Pauvre capitaine ! Il expiait chèrement le plaisir d’avoir fait sauter la banque. La sérénade des musiciens badois et les bouquets des dames de la Halle étaient les moindres de ses ennuis. L’argent de Meo lui pesait horriblement ; il lui tardait de le rendre au propriétaire, mais le propriétaire ne se retrouvait pas. Les gens de l’hôtel Victoria lui avaient dit d’abord que Meo n’était pas rentré, puis qu’il était parti sans laisser son adresse. M. Le Roy ne connaissait point le domicile de son nouvel ami. Toutes les démarches de M. Bitterlin dans Bade n’avaient servi qu’à le faire montrer au doigt ; aussi s’était-il gardé de promener Emma dans une localité si ridicule.

Depuis son retour, il avait usé le pavé de Paris sans trouver l’adresse qu’il cherchait. Que ne la demandait-il à sa fille ? Mais on ne s’avise pas de tout. Il avait couru les promenades, les théâtres et tous les lieux publics, dans l’espoir d’y rencontrer son homme. Il avait même découvert le bois de Boulogne, comme Christophe Colomb découvrit l’Amérique en cherchant la route des Indes. Il avait dépensé plus d’activité à la poursuite de cet amoureux qu’aucun amoureux n’en déploya jamais sur la trace de sa maîtresse. L’Almanach du commerce lui fit faire la connaissance de trois Narni, tous fumistes : aucun des trois n’était le Narni qu’il lui fallait.

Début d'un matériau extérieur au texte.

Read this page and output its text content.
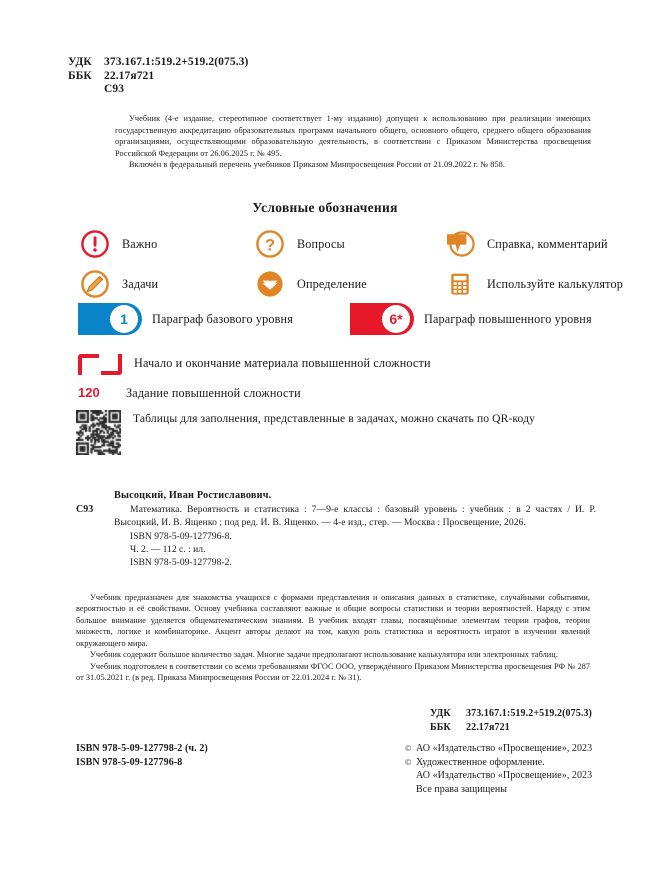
УДК	373.167.1:519.2+519.2(075.3)
ББК	22.17я721
С93

Учебник (4-е издание, стереотипное соответствует 1-му изданию) допущен к использованию при реализации имеющих государственную аккредитацию образовательных программ начального общего, основного общего, среднего общего образования организациями, осуществляющими образовательную деятельность, в соответствии с Приказом Министерства просвещения Российской Федерации от 26.06.2025 г. № 495.

Включён в федеральный перечень учебников Приказом Минпросвещения России от 21.09.2022 г. № 858.

Условные обозначения
Важно	?	Вопросы	Справка, комментарий
Задачи	Определение	Используйте калькулятор
1	Параграф базового уровня	6*	Параграф повышенного уровня
Начало и окончание материала повышенной сложности
120	Задание повышенной сложности
Таблицы для заполнения, представленные в задачах, можно скачать по QR-коду
С93
Высоцкий, Иван Ростиславович.
Математика. Вероятность и статистика : 7—9-е классы : базовый уровень : учебник : в 2 частях / И. Р. Высоцкий, И. В. Ященко ; под ред. И. В. Ященко. — 4-е изд., стер. — Москва : Просвещение, 2026.
ISBN 978-5-09-127796-8.
Ч. 2. — 112 с. : ил.
ISBN 978-5-09-127798-2.

Учебник предназначен для знакомства учащихся с формами представления и описания данных в статистике, случайными событиями, вероятностью и её свойствами. Основу учебника составляют важные и общие вопросы статистики и теории вероятностей. Наряду с этим большое внимание уделяется общематематическим знаниям. В учебник входят главы, посвящённые элементам теории графов, теории множеств, логике и комбинаторике. Акцент авторы делают на том, какую роль статистика и вероятность играют в изучении явлений окружающего мира.

Учебник содержит большое количество задач. Многие задачи предполагают использование калькулятора или электронных таблиц.

Учебник подготовлен в соответствии со всеми требованиями ФГОС ООО, утверждённого Приказом Министерства просвещения РФ № 287 от 31.05.2021 г. (в ред. Приказа Минпросвещения России от 22.01.2024 г. № 31).

УДК	373.167.1:519.2+519.2(075.3)
ББК	22.17я721
ISBN 978-5-09-127798-2 (ч. 2)
ISBN 978-5-09-127796-8
© АО «Издательство «Просвещение», 2023
© Художественное оформление.
АО «Издательство «Просвещение», 2023
Все права защищены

Tandis qu’il s’épuisait en démarches inutiles, sa porte était assiégée par ces solliciteurs faméliques qui courent à l’argent comme les frelons au miel. Lettres et visites affluaient chez lui tous les matins : quelles lettres, bons dieux ! et quelles visites ! Un fondateur de compagnie anonyme lui offrait une place de deux cent mille francs, moyennant un cautionnement de soixante mille. Un commandeur d’ordres inconnus lui proposait un grand cordon presque semblable à celui de la Légion d’honneur. Dix inventeurs sans souliers se faisaient forts de tripler son capital en quinze jours. Il n’a tenu qu’à lui de fonder le café de potiron et le sucre de haricots rouges ; l’ombrelle-pipe, le piano-toilette et le schako-marmite, ustensile précieux dans la paix, arme incomparable dans les batailles. Il se demandait par quel miracle ou par quelle trahison tout Paris avait appris en même temps sa nouvelle fortune ; il ne tarda guère à le savoir.

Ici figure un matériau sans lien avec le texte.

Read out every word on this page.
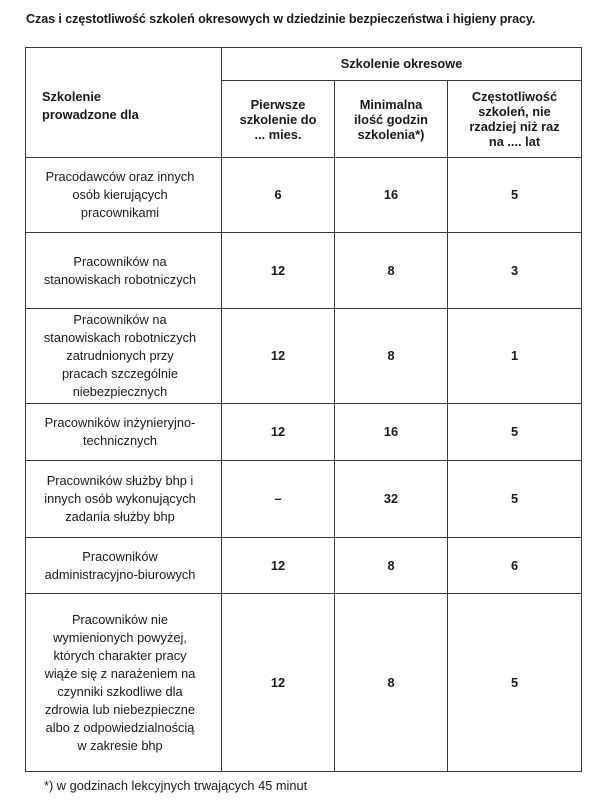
Czas i częstotliwość szkoleń okresowych w dziedzinie bezpieczeństwa i higieny pracy.
Szkolenie prowadzone dla	Szkolenie okresowe		
	Pierwsze szkolenie do ... mies.	Minimalna ilość godzin szkolenia*)	Częstotliwość szkoleń, nie rzadziej niż raz na .... lat

Pracodawców oraz innych osób kierujących pracownikami	6	16	5

Pracowników na stanowiskach robotniczych	12	8	3

Pracowników na stanowiskach robotniczych zatrudnionych przy pracach szczególnie niebezpiecznych	12	8	1

Pracowników inżynieryjno-technicznych	12	16	5

Pracowników służby bhp i innych osób wykonujących zadania służby bhp	–	32	5

Pracowników administracyjno-biurowych	12	8	6

Pracowników nie wymienionych powyżej, których charakter pracy wiąże się z narażeniem na czynniki szkodliwe dla zdrowia lub niebezpieczne albo z odpowiedzialnością w zakresie bhp	12	8	5
*) w godzinach lekcyjnych trwających 45 minut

Huit jours après son arrivée, il entra par hasard dans ce café du Pas-de-la-Mule où il s’était amusé quelquefois à prendre Sébastopol. C’était le soir, vers dix heures, au moment où tous les piliers d’estaminet sont à leur poste. Les billards étaient occupés et les tables garnies ; la bière moussait dans les chopes, et la fumée des pipes montait au plafond. Quand la silhouette du capitaine se dessina dans le brouillard fétide, son nom sortit de vingt bouches à la fois. Les cuillers, les couteaux, les pipes, frappèrent en cadence sur la porcelaine des tasses et le verre des bouteilles ; un hymne grotesque s’éleva dans l’air. L’élite des habitués se leva de table et lui apporta ses compliments avec une certaine solennité. Le maître de l’établissement, une bouteille dans la main gauche et un petit verre dans la droite, sollicita l’honneur de lui offrir quelque chose. La demoiselle du comptoir le regarda favorablement.

« Morbleu ! s’écria-il en faisant trois pas en arrière, me direz-vous enfin ce que tout cela signifie ? »

Tout le monde répondit à la fois que la modestie lui allait bien, mais que sa belle conduite, son désintéressement, sa magnanimité feraient le tour du monde malgré lui, sur l’aile noire et blanche des journaux. Et le patron du café s’en alla prendre dans son tiroir une grande feuille déchirée en plusieurs endroits et couverte de mille souillures : « Lisez ! lui dit-il. J’ai conservé le numéro dans mes archives. Ces messieurs parlaient de jouer une poule pour le faire encadrer ; car c’est la gloire d’un café d’avoir un consommateur comme vous.

— Vive M. Bitterlin ! crièrent trois gamins qui jouaient au billard.

Le capitaine se jeta sur une chaise et lut en haussant les épaules un long article intitulé Chronique de Bade.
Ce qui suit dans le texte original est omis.